Sinus Tarsi Syndrome
A small bony canal that is present between the talus and the calcaneum is called sinus tarsi. It contains structures that contribute to stability and proprioception of the joint. Damage to the sinus tarsi can be caused from overuse or an ankle sprain.
Sinus tarsi syndrome mostly occurs after a lateral ankle sprain or recurrent ankle sprains which consequently results into injuries of the interosseous and cervical ligaments present in sinus tarsi.
As a result of injury to sinus tarsi ligaments, an inflammation of the synovial recess in the sinus tarsi occurs. This happens in 70% of the cases of recurrent lateral ankle sprain cases.
The sinus tarsi syndrome can also occur as a compression injury in patients with people flat feet. The talus and calcaneum are pressed together as a result of the deformation. This causes bone to bone contact of the talus and calcaneum, with inflammation or arthritis in the sinus.
It is difficult to pinpoint the exact location of paint by the patient. The usual area of pain is on the outer aspect of ankle near the lateral malleolus. Tenderness can be elicited at the sinus tarsi opening near the outer side of the ankle.
Inversion of ankle may reproduce the pain.
To confirm the diagnosis an anesthetic injection can be administrated into sinus tarsi which will relieve the symptoms and allowing normal function if not than some other structure is at fault.
The pain is most severe when standing, walking on uneven ground or during the movements of supination and adduction of the foot’.
People suffering from the sinus tarsi syndrome also have a feeling of instability (functional instability) in the hind foot.
Moreover the loss of stability in the ankle will allow a greater range of motion to the subtalar joint.
The common pathologies that may give the same pain characteristics or symptoms are:
- Ankle sprain
- calcaneal fracture
- talar fracture
- peroneal tendonitis
- subtalar joint arthritis
- tarsal tunnel syndrome
Diagnosis of the sinus tarsi syndrome is usually made by excluding other foot pathologies.
MRI is the best method to visualize the structure within the sinus tarsi, especially the interosseous and cervical ligaments.

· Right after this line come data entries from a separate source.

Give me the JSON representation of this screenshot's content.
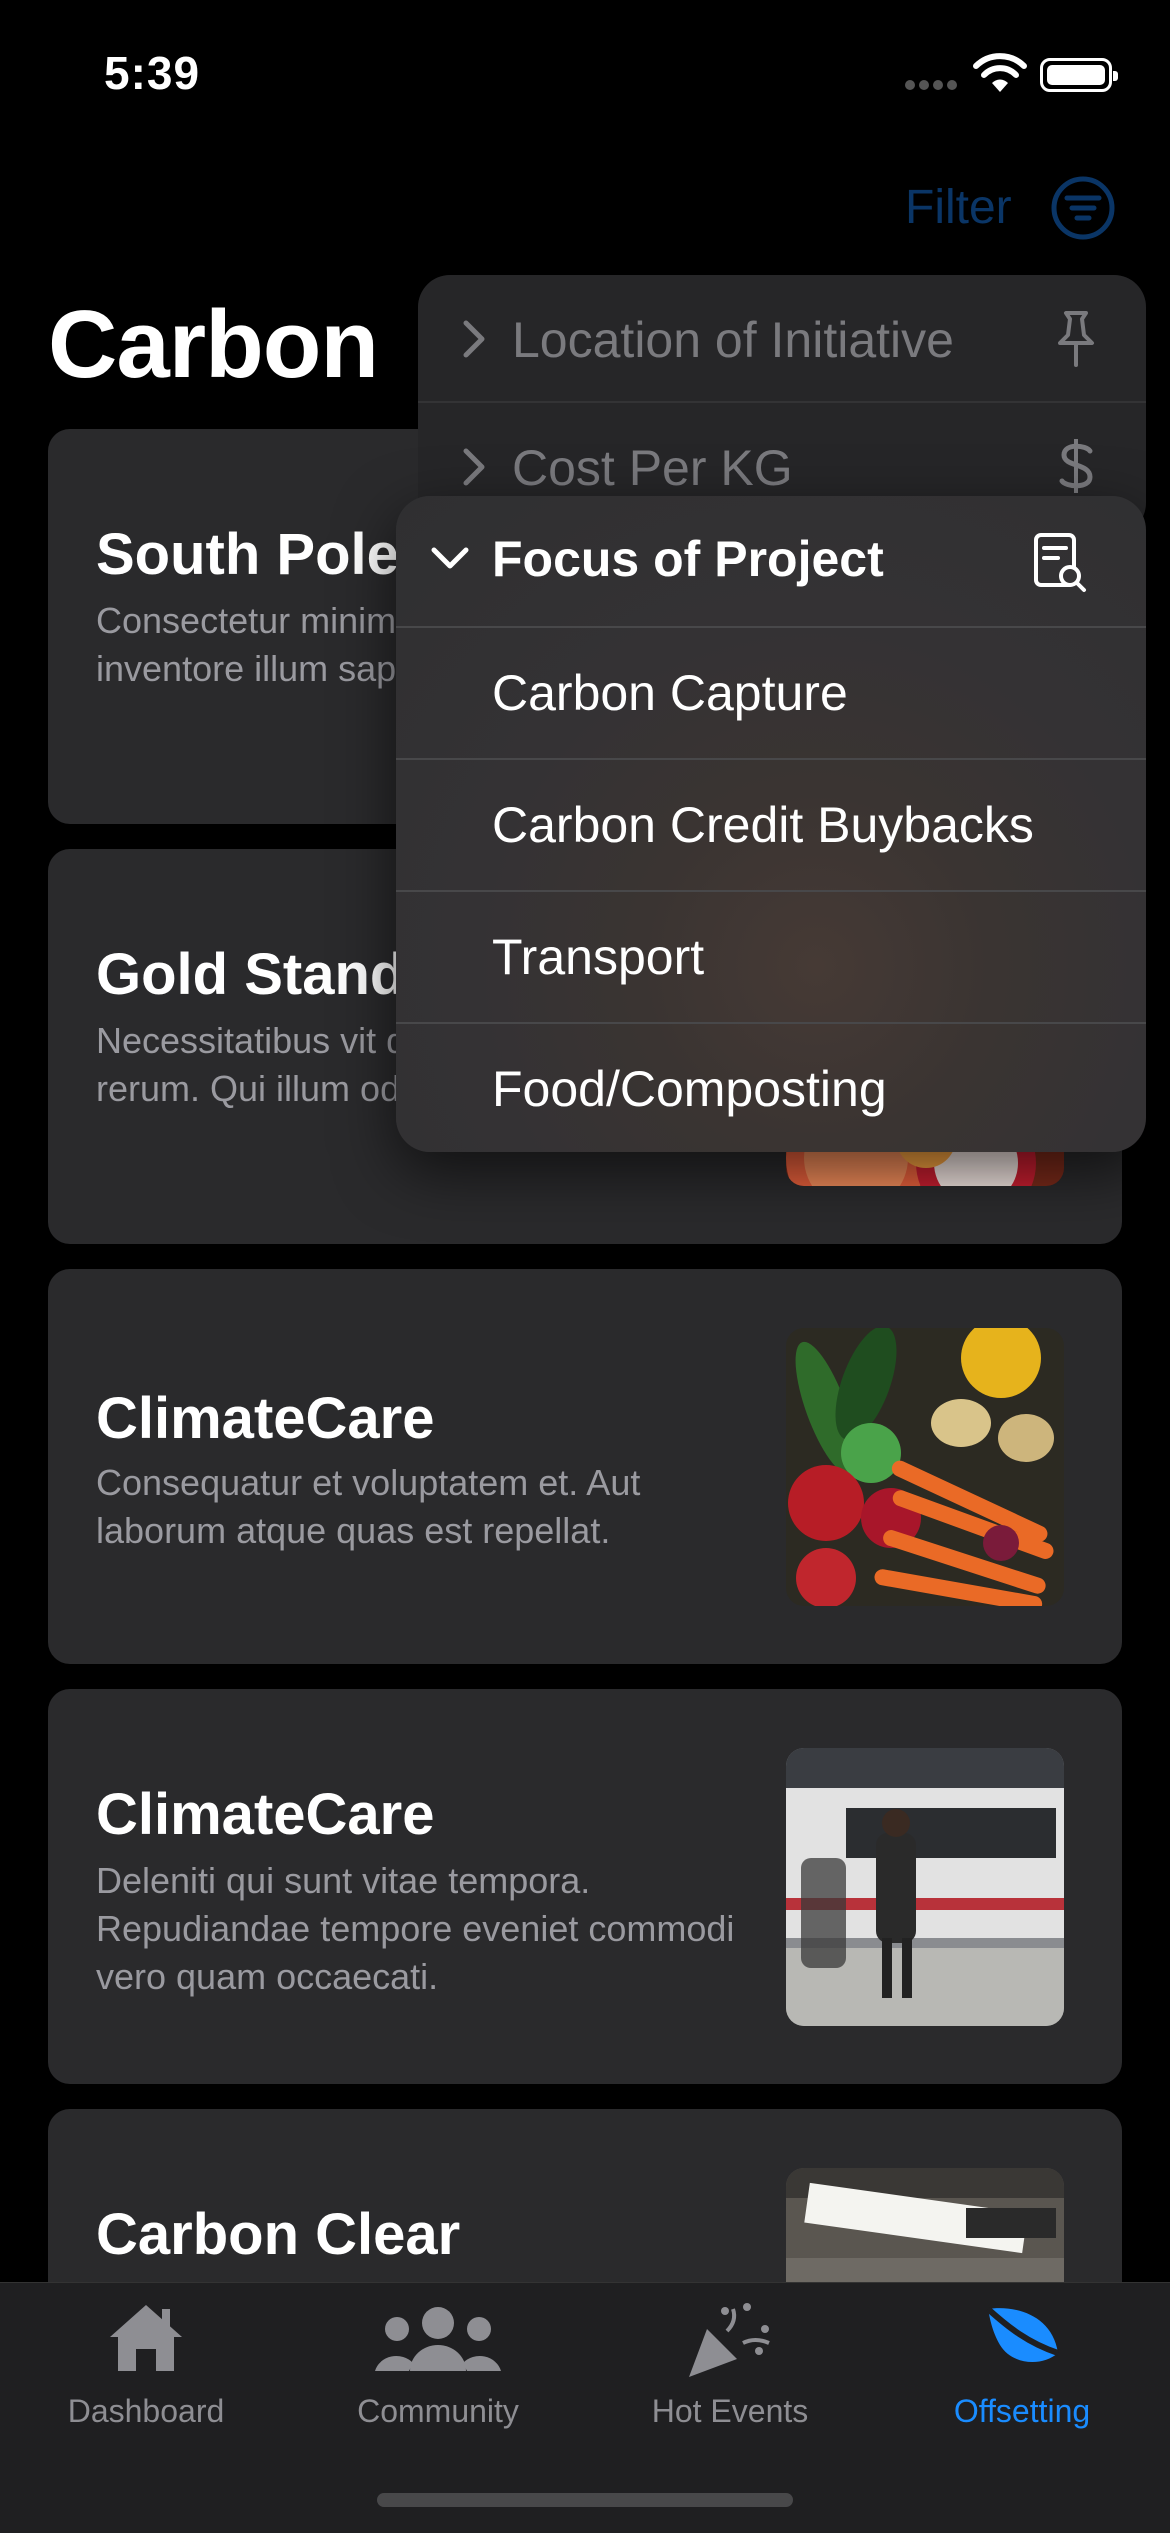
{
  "status_bar": {
    "time": "5:39"
  },
  "header": {
    "filter_label": "Filter",
    "title": "Carbon"
  },
  "cards": [
    {
      "title": "South Pole",
      "description": "Consectetur minim ducimus voluptate inventore illum sap",
      "thumbnail": "none"
    },
    {
      "title": "Gold Stand",
      "description": "Necessitatibus vit deleniti dolores ve rerum. Qui illum od",
      "thumbnail": "fruit-slices"
    },
    {
      "title": "ClimateCare",
      "description": "Consequatur et voluptatem et. Aut laborum atque quas est repellat.",
      "thumbnail": "vegetables"
    },
    {
      "title": "ClimateCare",
      "description": "Deleniti qui sunt vitae tempora. Repudiandae tempore eveniet commodi vero quam occaecati.",
      "thumbnail": "train-station"
    },
    {
      "title": "Carbon Clear",
      "description": "",
      "thumbnail": "subway-platform"
    }
  ],
  "filter_menu_back": [
    {
      "label": "Location of Initiative",
      "icon": "pin-icon"
    },
    {
      "label": "Cost Per KG",
      "icon": "dollar-icon"
    }
  ],
  "filter_menu_front": {
    "header": {
      "label": "Focus of Project",
      "icon": "document-search-icon"
    },
    "items": [
      {
        "label": "Carbon Capture"
      },
      {
        "label": "Carbon Credit Buybacks"
      },
      {
        "label": "Transport"
      },
      {
        "label": "Food/Composting"
      }
    ]
  },
  "tab_bar": {
    "items": [
      {
        "label": "Dashboard",
        "icon": "house-icon",
        "active": false
      },
      {
        "label": "Community",
        "icon": "people-icon",
        "active": false
      },
      {
        "label": "Hot Events",
        "icon": "party-popper-icon",
        "active": false
      },
      {
        "label": "Offsetting",
        "icon": "leaf-icon",
        "active": true
      }
    ]
  },
  "colors": {
    "accent": "#1A8CFF",
    "filter_dim": "#0A3566",
    "card_bg": "#2A2A2C",
    "background": "#000000"
  }
}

The MRI findings may also include alterations in the structure of the interosseous and cervical ligaments and degenerative changes in the subtalar joint.
The initial treatment can be abbreviated as PRICE – protection, Rest, Ice, Compression and Elevation.
The patient may have a painful limp, so the patient needs to be rested from complete weight-bearing activities.
Ice can be applied to reduce pain and swelling. Apply for 10-15 minutes every 3 to 4 hours during the initial inflammatory phase.
Anti-inflammatory medication may help reduce pain and swelling. Supportive crepe bandage can be applied to restrict ankle movement.
Other helpful physiotherapy modalities and techniques can be used to reduce pain.
Mobilization of the joints of ankle and foot especially subtalar joint is important part of treatment. A specialized manual therapist should be able to mobilizations the foot and ankle joint appropriately for sinus tarsi syndrome.
Correction of biomechanical problems such as overpronation should be done. This may help relief the narrowing of the sinus tarsi canal. An orthotic insole to correct biomechanical foot problems may be needed. It is important to have correct supportive running shoes.
Stretching and strengthening exercises for the ankle to normalize the muscle balance around the ankle is very important to regain complete range and strength of ankle.
Proprioceptive and balance exercise on a wobble board to enhance joint sense of patient. If an individual/ athlete have been out of training because of injured ankle then the proprioception or co-ordination of the ankle will be disrupted. Balancing exercises and using a wobble board can strengthen the proprioception and reduce the chances of re-injury.